For starters, anywhere that has Susan Green’s Proof of the Pudding sponges on the menu gets my vote immediately.
When I say ‘for starters’, I don’t mean that literally because that would be both strange and greedy.
The sticky toffee, ginger or chocolate puddings out of the Alnwick stable are quite simply the best in the land and deserve to be on every menu!
The rest of the dishes at the Masons are pretty standard fare, although there is a continental twist, which takes you completely by surprise.
It is called Foreign Shores and sits alongside the deep-fried cod, gammon steak, scampi, lamb cutlets, etc.
The section boasts chicken tetrazzini (smoked chicken pieces sautéed until tender with musrooms, peppers and onions with a hint of garlic, blended with cream, mixed with pasta and topped with grated cheese and grilled until golden) or Szechuan shredded beef (tender pieces of beef in Indian spices, sautéed off in hot olive, mixed with crisp vegetables and blended in a traditional Szechuan sauce served with rice) or Singapore seafood pasta (pasta mixed with prawns, ham, mushrooms and various vegetables mixed with a soy, chilli and oyster sauce with the addition of garlic, ginger and curry powder), among others (all £9.50).

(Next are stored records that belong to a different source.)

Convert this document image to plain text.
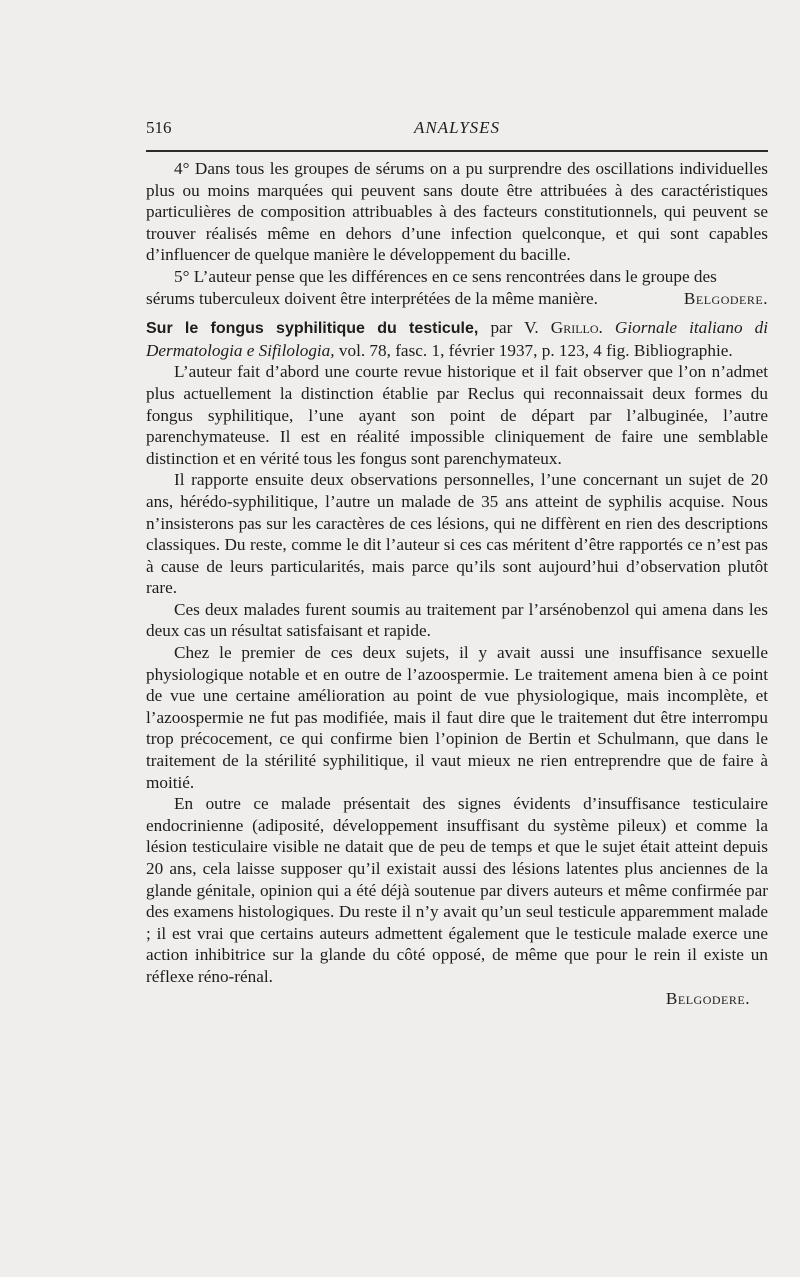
516	ANALYSES

4° Dans tous les groupes de sérums on a pu surprendre des oscillations individuelles plus ou moins marquées qui peuvent sans doute être attribuées à des caractéristiques particulières de composition attribuables à des facteurs constitutionnels, qui peuvent se trouver réalisés même en dehors d’une infection quelconque, et qui sont capables d’influencer de quelque manière le développement du bacille.

5° L’auteur pense que les différences en ce sens rencontrées dans le groupe des sérums tuberculeux doivent être interprétées de la même manière.	Belgodere.

Sur le fongus syphilitique du testicule, par V. Grillo. Giornale italiano di Dermatologia e Sifilologia, vol. 78, fasc. 1, février 1937, p. 123, 4 fig. Bibliographie.

L’auteur fait d’abord une courte revue historique et il fait observer que l’on n’admet plus actuellement la distinction établie par Reclus qui reconnaissait deux formes du fongus syphilitique, l’une ayant son point de départ par l’albuginée, l’autre parenchymateuse. Il est en réalité impossible cliniquement de faire une semblable distinction et en vérité tous les fongus sont parenchymateux.

Il rapporte ensuite deux observations personnelles, l’une concernant un sujet de 20 ans, hérédo-syphilitique, l’autre un malade de 35 ans atteint de syphilis acquise. Nous n’insisterons pas sur les caractères de ces lésions, qui ne diffèrent en rien des descriptions classiques. Du reste, comme le dit l’auteur si ces cas méritent d’être rapportés ce n’est pas à cause de leurs particularités, mais parce qu’ils sont aujourd’hui d’observation plutôt rare.

Ces deux malades furent soumis au traitement par l’arsénobenzol qui amena dans les deux cas un résultat satisfaisant et rapide.

Chez le premier de ces deux sujets, il y avait aussi une insuffisance sexuelle physiologique notable et en outre de l’azoospermie. Le traitement amena bien à ce point de vue une certaine amélioration au point de vue physiologique, mais incomplète, et l’azoospermie ne fut pas modifiée, mais il faut dire que le traitement dut être interrompu trop précocement, ce qui confirme bien l’opinion de Bertin et Schulmann, que dans le traitement de la stérilité syphilitique, il vaut mieux ne rien entreprendre que de faire à moitié.

En outre ce malade présentait des signes évidents d’insuffisance testiculaire endocrinienne (adiposité, développement insuffisant du système pileux) et comme la lésion testiculaire visible ne datait que de peu de temps et que le sujet était atteint depuis 20 ans, cela laisse supposer qu’il existait aussi des lésions latentes plus anciennes de la glande génitale, opinion qui a été déjà soutenue par divers auteurs et même confirmée par des examens histologiques. Du reste il n’y avait qu’un seul testicule apparemment malade ; il est vrai que certains auteurs admettent également que le testicule malade exerce une action inhibitrice sur la glande du côté opposé, de même que pour le rein il existe un réflexe réno-rénal.

Belgodere.
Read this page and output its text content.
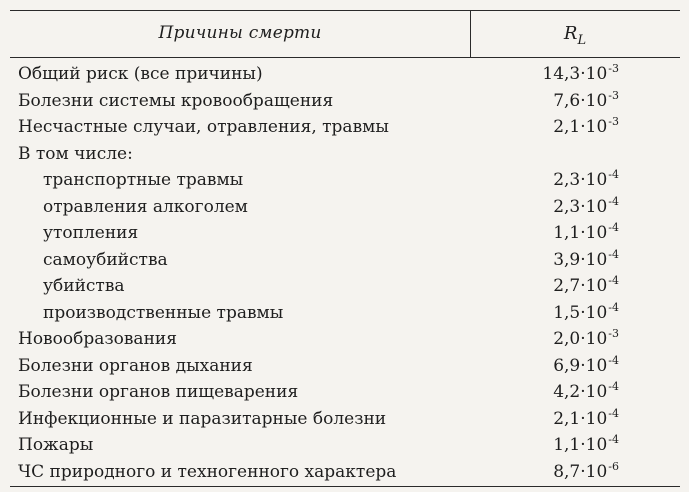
Причины смерти	$R_L$
Общий риск (все причины)	$14,3\cdot 10^{-3}$
Болезни системы кровообращения	$7,6\cdot 10^{-3}$
Несчастные случаи, отравления, травмы	$2,1\cdot 10^{-3}$
В том числе:
транспортные травмы	$2,3\cdot 10^{-4}$
отравления алкоголем	$2,3\cdot 10^{-4}$
утопления	$1,1\cdot 10^{-4}$
самоубийства	$3,9\cdot 10^{-4}$
убийства	$2,7\cdot 10^{-4}$
производственные травмы	$1,5\cdot 10^{-4}$
Новообразования	$2,0\cdot 10^{-3}$
Болезни органов дыхания	$6,9\cdot 10^{-4}$
Болезни органов пищеварения	$4,2\cdot 10^{-4}$
Инфекционные и паразитарные болезни	$2,1\cdot 10^{-4}$
Пожары	$1,1\cdot 10^{-4}$
ЧС природного и техногенного характера	$8,7\cdot 10^{-6}$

And along with Proof of the Pudding puddings, the Masons menu also pays homage to local produce, including crab salad (£5.50) and Craster kipper pate (£5.25) as starters and Northumbrian sausage ring (£10.50), steak and local ale pie (£9.95) and Doddington’s ice cream (two scoops £3.25; three scoops £4.75).
The second big advantage with the Masons is kids eat free from the children’s menu when accompanied by paying adults – you can’t argue with that.
The old coaching inn is a curiosity wrapped up in an enigma. Despite the friendliest human welcome you could wish for, there is something cold about the pub itself. You begin by entering through the back door, past the loos and kitchen and into the rear of the bar.
The pub is split into two by a chimney breast and solid-fuel stove. Both have chunky, square tables set for meals.
Even the bar-room has a canteen-like row of characterless tables and seemingly no space for regular drinkers – not so much as a bar stool in sight. The dark beams, deep green panelling, tartan carpet and various hunting, shooting, fishing memorabilia create a traditional English pub feel, which is equally old-fashioned. We had dropped in on a Sunday evening and, judging by the conversations, were among holidaymakers.
It gave the impression that the pub caters primarily for visitors to the associated holiday accommodation, although I’m certain locals and tourists are equally welcome.
I started the meal with crab salad and it was neatly presented with a fresh salad drizzled with a mustard seed vinegarette and three oatcakes.
The crab came in two layers, a dark meat paste on top of some chunky white meat. It was most enjoyable .
My better half chose the Craster kipper pate and found the strong smoky flavour to her liking. The bread inher case and oatcakes in mine were more supermarket buys than rustic artisan; likewise, the butter came in plastic pots.
Our daughter’s chicken wings, plucked for free from the children’s menu, turned out to be the spicy variety from the adults’, too tangy for her delicate taste-buds.
The main courses were more challenging to choose, such was the variety on offer.
I gave in to the chicken Stilton (chicken breast stuffed and rolled with smoked bacon, served with a creamy Stilton sauce), only to be informed very politely later that their delivery of Stilton was in fact blue cheese and I could change my order if I wanted. I stuck with it and had no regrets, only that despite its extra richness, I could have done with more sauce to counter the dryness of the bacon.
The vegetables were cooked to perfection for me – not soft nor crunchy.
My wife went for one of the foreign dishes – chicken tetrazzini. Her pasta was too soggy but the taste was good if not dramatic and the volume of food defeated her.
Homemade chicken goujons and chips (again free) for our daughter completed the hat-trick of poultry main-courses. She took great delight in polishing off the whole lot.
The food was well-presented and solid but lacked that spark to take it to a different level. The best word we could conjure was ‘nice’.